A 2003 study conducted at the Boston Medical Center and published in the journal Pediatrics, found interpreters make an average of 31 mistakes in the course of one medical appointment.

Mursal Khaliif
Mursal Khaliif directs the language services program at Fairview and has completed a fellowship on the topic of medical interpretation. For most jobs in the health care field, there's rigorous testing done before someone is allowed to work -- but not in translation, according to Khaliif.
MPR Photo/Sanden Totten

Non-professional interpreters are much more likely to be the ones making those mistakes.

The most common was leaving out important information, but some interpreters even edited the doctor's words, adding their own take on the situation.

These are the problems that keep Mursal Khaliif up at night.
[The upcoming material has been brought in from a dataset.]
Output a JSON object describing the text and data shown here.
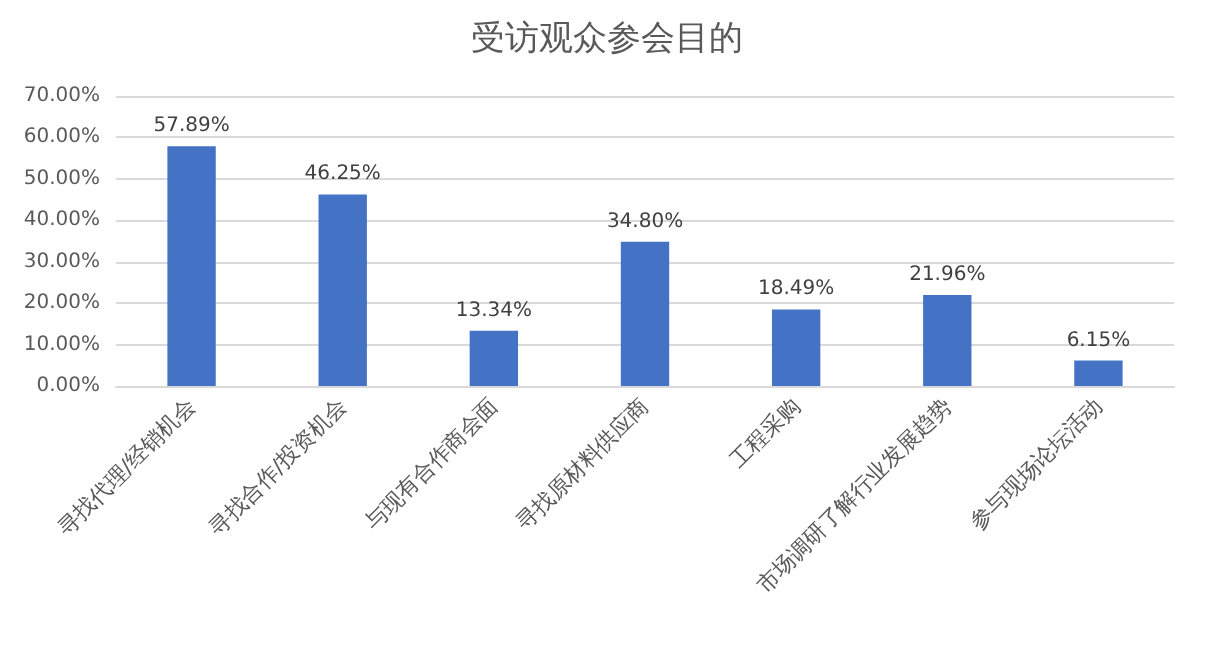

He directs the language services program at Fairview, and has completed a fellowship on the topic of medical interpretation.

Khaliif points out that for most jobs in the health care field, there's rigorous testing done before someone is allowed to work.

"If someone wants to be a licensed nurse, they have to complete a set of exams or tests that would then certify them as a nurse," he said. "There isn't an exam or a test or a certification process that someone has to go through to become a medical interpreter."

This lack of training has led to some serious mistakes.

Khaliif remembers one case at a Twin Cities' hospital where a Hmong cancer patient was told she needed radiation therapy. But the interpreter translated the treatment to mean a "fire in the body." The patient refused the procedure until a more competent interpreter could give her a better explanation.

Khaliif says testing interpreters on basic medical knowledge could prevent situations like this one.

But he says a big part of the problem is that there are roughly 150 languages regularly needed at hospitals.

Coming up with a way to test both medical and cultural fluency in all of them would take a mountain of resources, something that limited English speakers may have trouble mustering.

"Many of the people that are represented by these languages are usually people that have little voice in our political and social context," he said. "Partly, I think that has been why there is little advocating for moving this forward."

But Khaliif is optimistic. Nationally, there are several groups working on a standard code of ethics for interpreters. In Minnesota, a bill was recently passed creating a commission to look at standardizing and testing language workers.

Mursal Khaliif says when it comes to training and certification for medical interpreters, it's only a matter of time before everyone in the field is finally speaking a common language.